Ele se guiava por olhos compreensivos que o avistavam de longe, mas nem por isso a conversa prosseguia em bom-tom. Era um bate-boca único, entre um pobre moribundo e seu amigo oculto, Deus. A intempestividade do pobre senhor rompia assustadoramente, instalando um embate terrível entre obra e criador:
''Você pensa que eu não sei, você nem se lembra. Nem sabe quem sou'', resmungou. Andava lentamente e parava em breves instantes. Erguia a cabeça, baixava a raiva e retornava à prudência. ''Acho que eu não sei.''
O homem, tão distante de si como da sociedade, caminhava a passos largos, lentamente. O olhar se fixava em imagens mortas, mas a impressão de uma sinfonia natural era tão forte que, comovido, se agachava e deitava sobre a relva. Balbuciou coisas que ninguém sabe, talvez nem ele, mas era necessário falar. O silêncio o perturbava tanto que os vocábulos mais imprecisos atribuíam uma segurança insuspeitável a esse homem.
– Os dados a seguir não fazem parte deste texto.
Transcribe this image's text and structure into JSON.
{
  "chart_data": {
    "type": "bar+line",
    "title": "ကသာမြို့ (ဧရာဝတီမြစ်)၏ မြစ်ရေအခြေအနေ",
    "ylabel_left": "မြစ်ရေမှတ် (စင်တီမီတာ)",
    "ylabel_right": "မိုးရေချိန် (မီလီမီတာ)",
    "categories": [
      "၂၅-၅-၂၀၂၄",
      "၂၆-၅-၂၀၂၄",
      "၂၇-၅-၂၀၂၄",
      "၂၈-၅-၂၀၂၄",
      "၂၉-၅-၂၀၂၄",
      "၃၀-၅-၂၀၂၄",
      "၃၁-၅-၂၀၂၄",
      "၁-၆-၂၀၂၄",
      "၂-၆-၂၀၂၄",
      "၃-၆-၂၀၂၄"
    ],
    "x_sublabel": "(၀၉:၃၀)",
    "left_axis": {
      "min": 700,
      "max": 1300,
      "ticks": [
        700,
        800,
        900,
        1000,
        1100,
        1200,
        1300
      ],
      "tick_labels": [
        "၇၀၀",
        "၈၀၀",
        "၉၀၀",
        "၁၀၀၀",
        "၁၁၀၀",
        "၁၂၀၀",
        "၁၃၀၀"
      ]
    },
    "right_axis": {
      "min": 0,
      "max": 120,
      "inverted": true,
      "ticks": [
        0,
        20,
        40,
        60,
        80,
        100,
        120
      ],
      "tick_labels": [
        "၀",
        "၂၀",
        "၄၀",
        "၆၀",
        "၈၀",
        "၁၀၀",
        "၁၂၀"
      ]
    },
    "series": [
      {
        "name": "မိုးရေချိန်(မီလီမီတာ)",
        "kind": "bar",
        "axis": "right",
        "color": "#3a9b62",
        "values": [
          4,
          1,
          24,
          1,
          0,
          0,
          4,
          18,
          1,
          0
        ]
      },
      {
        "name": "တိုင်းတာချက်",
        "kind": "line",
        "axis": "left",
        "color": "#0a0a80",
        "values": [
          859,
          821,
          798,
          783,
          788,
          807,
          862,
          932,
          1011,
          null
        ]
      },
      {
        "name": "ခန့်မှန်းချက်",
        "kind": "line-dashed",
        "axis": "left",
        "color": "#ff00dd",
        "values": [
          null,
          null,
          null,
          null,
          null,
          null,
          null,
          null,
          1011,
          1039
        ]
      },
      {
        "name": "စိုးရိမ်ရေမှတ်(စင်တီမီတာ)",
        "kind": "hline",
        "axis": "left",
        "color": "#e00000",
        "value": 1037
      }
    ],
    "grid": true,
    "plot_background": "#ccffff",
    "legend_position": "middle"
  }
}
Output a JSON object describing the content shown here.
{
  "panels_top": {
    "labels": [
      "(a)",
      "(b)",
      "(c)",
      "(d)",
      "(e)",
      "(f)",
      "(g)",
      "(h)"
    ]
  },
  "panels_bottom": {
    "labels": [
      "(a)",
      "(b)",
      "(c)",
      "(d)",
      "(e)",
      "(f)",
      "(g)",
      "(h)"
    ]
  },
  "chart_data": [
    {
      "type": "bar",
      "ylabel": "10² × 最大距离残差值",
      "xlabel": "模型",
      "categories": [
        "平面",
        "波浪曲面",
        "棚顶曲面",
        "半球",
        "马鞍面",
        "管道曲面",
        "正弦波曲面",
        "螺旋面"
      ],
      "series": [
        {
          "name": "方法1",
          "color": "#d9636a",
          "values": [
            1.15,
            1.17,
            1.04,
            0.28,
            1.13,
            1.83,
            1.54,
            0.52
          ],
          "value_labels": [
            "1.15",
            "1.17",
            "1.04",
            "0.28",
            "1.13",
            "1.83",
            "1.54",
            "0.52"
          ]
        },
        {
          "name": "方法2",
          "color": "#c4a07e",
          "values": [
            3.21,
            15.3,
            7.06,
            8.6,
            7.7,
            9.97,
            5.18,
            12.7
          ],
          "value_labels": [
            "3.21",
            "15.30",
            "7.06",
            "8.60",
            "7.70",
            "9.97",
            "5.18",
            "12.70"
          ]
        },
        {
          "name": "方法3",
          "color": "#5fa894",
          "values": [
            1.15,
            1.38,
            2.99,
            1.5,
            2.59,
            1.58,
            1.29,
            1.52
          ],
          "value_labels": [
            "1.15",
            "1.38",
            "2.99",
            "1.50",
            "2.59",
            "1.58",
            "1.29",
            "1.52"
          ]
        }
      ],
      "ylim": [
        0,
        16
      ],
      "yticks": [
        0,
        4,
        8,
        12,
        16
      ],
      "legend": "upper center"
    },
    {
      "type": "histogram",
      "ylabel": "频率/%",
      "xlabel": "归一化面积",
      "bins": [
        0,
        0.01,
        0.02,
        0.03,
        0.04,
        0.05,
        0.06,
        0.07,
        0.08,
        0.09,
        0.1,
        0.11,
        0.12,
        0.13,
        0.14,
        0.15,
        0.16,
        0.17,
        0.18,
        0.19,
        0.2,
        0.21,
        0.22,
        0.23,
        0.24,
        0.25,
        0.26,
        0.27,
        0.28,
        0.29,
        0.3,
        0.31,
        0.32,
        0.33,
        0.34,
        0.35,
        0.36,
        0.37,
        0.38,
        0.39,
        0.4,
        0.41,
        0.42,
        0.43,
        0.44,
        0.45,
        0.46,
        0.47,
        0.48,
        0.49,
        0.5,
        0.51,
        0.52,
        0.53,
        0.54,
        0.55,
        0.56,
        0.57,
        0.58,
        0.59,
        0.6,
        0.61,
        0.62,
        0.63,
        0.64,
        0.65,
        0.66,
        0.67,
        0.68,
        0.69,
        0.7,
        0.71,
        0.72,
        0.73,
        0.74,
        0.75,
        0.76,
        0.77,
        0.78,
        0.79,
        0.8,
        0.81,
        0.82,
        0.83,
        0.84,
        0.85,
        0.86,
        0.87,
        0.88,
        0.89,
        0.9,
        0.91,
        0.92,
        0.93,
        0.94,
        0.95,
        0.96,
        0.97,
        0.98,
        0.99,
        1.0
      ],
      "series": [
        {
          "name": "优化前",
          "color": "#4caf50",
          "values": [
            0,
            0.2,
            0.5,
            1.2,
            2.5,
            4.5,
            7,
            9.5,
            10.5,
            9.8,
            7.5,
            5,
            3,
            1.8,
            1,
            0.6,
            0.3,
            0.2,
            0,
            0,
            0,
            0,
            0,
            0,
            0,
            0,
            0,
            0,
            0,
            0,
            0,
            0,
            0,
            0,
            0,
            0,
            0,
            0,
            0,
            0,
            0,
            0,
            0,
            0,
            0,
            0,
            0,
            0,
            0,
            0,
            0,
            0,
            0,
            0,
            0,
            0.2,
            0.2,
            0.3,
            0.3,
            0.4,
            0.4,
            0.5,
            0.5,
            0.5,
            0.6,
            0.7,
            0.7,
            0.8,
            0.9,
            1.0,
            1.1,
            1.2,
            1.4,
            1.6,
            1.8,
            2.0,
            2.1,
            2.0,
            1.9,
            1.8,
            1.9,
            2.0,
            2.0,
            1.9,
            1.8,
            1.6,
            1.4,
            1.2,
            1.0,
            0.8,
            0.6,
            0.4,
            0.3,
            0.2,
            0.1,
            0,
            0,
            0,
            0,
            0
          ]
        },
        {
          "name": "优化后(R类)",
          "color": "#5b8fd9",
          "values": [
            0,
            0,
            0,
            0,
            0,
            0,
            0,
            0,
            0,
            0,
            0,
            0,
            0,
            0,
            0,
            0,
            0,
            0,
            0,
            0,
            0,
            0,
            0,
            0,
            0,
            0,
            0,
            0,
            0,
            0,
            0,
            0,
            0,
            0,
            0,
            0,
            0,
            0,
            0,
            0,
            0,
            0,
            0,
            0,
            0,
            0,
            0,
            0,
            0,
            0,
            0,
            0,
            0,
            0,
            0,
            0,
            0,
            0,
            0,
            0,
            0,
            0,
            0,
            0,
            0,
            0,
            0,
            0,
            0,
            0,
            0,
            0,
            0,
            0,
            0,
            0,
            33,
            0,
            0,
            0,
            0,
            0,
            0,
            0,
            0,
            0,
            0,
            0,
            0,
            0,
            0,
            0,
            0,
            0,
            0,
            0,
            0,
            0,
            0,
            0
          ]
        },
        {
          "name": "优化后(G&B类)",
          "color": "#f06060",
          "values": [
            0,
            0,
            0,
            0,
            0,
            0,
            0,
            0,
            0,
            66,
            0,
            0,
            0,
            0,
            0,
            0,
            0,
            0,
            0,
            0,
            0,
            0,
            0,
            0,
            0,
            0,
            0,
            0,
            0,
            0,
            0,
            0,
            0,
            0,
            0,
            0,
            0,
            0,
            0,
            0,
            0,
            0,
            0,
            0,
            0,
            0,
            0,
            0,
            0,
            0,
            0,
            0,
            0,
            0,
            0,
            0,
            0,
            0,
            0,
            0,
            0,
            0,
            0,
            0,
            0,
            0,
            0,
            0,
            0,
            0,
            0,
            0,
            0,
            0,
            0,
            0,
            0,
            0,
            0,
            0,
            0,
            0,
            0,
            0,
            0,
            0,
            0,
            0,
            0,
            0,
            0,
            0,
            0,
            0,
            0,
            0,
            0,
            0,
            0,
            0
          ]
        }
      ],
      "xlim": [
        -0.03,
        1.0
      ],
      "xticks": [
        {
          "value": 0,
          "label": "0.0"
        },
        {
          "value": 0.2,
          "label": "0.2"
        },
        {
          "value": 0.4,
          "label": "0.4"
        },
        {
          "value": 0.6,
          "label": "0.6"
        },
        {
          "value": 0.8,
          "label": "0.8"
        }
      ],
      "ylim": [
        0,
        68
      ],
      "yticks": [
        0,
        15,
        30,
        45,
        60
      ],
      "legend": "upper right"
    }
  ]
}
Era uma noite de agosto. Mas uma noite nunca é tão somente uma noite e os contatos com o imaginário crescem à medida da luz. Como se a razão pertencesse ao dia e aos ébrios noturnos, o instinto do fantástico. Esse senhor talvez nem acreditasse em Deus, esse Deus que conhecemos por meio dos católicos, muçulmanos, judeus e outros. E, sem dúvida, conhecia mais Deus do que muitos, não pelo suor da fé, mas sim pelos tropeços do engano.
Finalmente, não mais do que uma vez, o pobre homem sorriu. Olhou para o alto e percebeu que nada poderia ser tão distante assim, já que o criador de tudo lhe era próximo.